9. В конце концов, поскольку нельзя показать, что такая игривость ума и фантазии содержит внутреннюю и неотделимую гнусность; поскольку она может быть так чисто, красиво и невинно использована, чтобы не осквернять или расстраивать ум говорящего, не обижать или вредить слушателю, не умалять достоинство любого достойного предмета дискурса, не нарушать приличия, не нарушать мир, не нарушать какие-либо из великих обязанностей, возложенных на нас (благочестие, милосердие, справедливость, трезвость), но скорее иногда может принести преимущество в этих отношениях; она не может быть абсолютно и повсеместно осуждена: и когда не используется по неподобающему предмету, в неподходящей манере, с чрезмерной мерой, в неподобающее время, для злой цели, она может быть дозволена.
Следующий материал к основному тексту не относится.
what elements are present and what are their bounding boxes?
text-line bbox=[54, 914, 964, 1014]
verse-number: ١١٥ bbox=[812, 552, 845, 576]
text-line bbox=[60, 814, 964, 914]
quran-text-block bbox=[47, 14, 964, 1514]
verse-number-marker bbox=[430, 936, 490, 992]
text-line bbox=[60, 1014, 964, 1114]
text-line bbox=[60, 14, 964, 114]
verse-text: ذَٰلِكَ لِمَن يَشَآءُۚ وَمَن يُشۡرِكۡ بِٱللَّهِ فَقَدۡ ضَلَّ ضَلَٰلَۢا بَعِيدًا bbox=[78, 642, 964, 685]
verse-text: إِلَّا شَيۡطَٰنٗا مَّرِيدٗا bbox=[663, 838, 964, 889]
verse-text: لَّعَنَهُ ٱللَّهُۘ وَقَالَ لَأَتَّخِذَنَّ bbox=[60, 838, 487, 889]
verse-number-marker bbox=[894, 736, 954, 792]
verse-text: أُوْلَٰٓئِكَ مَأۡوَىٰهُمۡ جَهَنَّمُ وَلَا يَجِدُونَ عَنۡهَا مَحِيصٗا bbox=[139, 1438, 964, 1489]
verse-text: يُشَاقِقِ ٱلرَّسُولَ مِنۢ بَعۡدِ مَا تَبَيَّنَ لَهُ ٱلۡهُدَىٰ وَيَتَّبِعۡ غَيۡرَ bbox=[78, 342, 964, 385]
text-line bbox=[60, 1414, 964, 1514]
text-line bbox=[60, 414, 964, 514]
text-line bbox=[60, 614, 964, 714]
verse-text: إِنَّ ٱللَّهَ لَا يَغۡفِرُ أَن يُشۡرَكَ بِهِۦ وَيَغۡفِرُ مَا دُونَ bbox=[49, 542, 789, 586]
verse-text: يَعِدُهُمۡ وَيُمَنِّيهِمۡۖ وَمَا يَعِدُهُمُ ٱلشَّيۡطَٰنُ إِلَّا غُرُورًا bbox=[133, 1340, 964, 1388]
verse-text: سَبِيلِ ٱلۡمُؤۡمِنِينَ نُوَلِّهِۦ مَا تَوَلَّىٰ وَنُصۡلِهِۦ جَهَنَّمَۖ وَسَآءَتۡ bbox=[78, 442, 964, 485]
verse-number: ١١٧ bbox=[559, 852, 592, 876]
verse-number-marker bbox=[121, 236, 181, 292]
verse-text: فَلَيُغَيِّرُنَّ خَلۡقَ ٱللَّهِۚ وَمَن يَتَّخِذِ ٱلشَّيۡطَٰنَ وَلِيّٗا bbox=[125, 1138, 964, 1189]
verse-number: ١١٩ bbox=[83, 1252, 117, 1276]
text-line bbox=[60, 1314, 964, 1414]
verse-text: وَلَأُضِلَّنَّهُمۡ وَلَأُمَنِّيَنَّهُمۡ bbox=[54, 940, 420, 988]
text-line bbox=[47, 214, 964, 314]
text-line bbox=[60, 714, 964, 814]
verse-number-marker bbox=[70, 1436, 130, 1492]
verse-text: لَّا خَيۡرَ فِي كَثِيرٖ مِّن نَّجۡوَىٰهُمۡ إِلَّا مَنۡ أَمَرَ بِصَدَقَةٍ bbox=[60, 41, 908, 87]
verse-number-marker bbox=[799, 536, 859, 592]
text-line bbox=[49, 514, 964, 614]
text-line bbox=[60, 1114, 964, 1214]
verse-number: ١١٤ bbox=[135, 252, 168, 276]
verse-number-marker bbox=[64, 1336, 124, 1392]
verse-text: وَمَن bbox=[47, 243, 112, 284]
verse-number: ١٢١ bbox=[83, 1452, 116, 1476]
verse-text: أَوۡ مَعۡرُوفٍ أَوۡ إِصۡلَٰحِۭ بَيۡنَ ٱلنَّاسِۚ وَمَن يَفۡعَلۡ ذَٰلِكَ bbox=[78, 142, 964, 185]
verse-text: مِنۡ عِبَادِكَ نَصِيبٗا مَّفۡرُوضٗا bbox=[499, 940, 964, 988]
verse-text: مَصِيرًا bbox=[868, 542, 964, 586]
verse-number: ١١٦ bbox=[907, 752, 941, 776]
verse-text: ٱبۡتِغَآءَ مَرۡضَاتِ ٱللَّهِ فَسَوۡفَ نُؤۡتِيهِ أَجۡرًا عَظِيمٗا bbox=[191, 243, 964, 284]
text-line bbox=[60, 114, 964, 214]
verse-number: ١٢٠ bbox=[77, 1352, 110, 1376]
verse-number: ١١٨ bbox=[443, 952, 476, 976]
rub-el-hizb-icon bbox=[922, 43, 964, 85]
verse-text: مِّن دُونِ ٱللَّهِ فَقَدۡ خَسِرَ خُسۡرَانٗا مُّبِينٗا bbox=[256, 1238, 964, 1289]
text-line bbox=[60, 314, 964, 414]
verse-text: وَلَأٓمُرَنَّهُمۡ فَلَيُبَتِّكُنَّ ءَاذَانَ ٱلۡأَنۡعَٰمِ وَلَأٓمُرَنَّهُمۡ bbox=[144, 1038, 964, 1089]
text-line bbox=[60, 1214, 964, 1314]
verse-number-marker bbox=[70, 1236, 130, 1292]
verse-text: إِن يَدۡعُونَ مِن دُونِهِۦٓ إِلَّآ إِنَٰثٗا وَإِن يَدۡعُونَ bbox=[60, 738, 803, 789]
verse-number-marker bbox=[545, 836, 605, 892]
Это плохие объекты или плохие дополнения, которые портят ее безразличие и невинность; это злоупотребление ею, к которому (как все приятные вещи опасны и склонны вырождаться в приманки невоздержанности и излишества) она очень подвержена, которое развращает ее; и кажется, является основанием, почему в столь общих терминах она запрещена Апостолом. Который запрет к каким случаям или каким видам шутливости он простирается, мы теперь переходим к объявлению.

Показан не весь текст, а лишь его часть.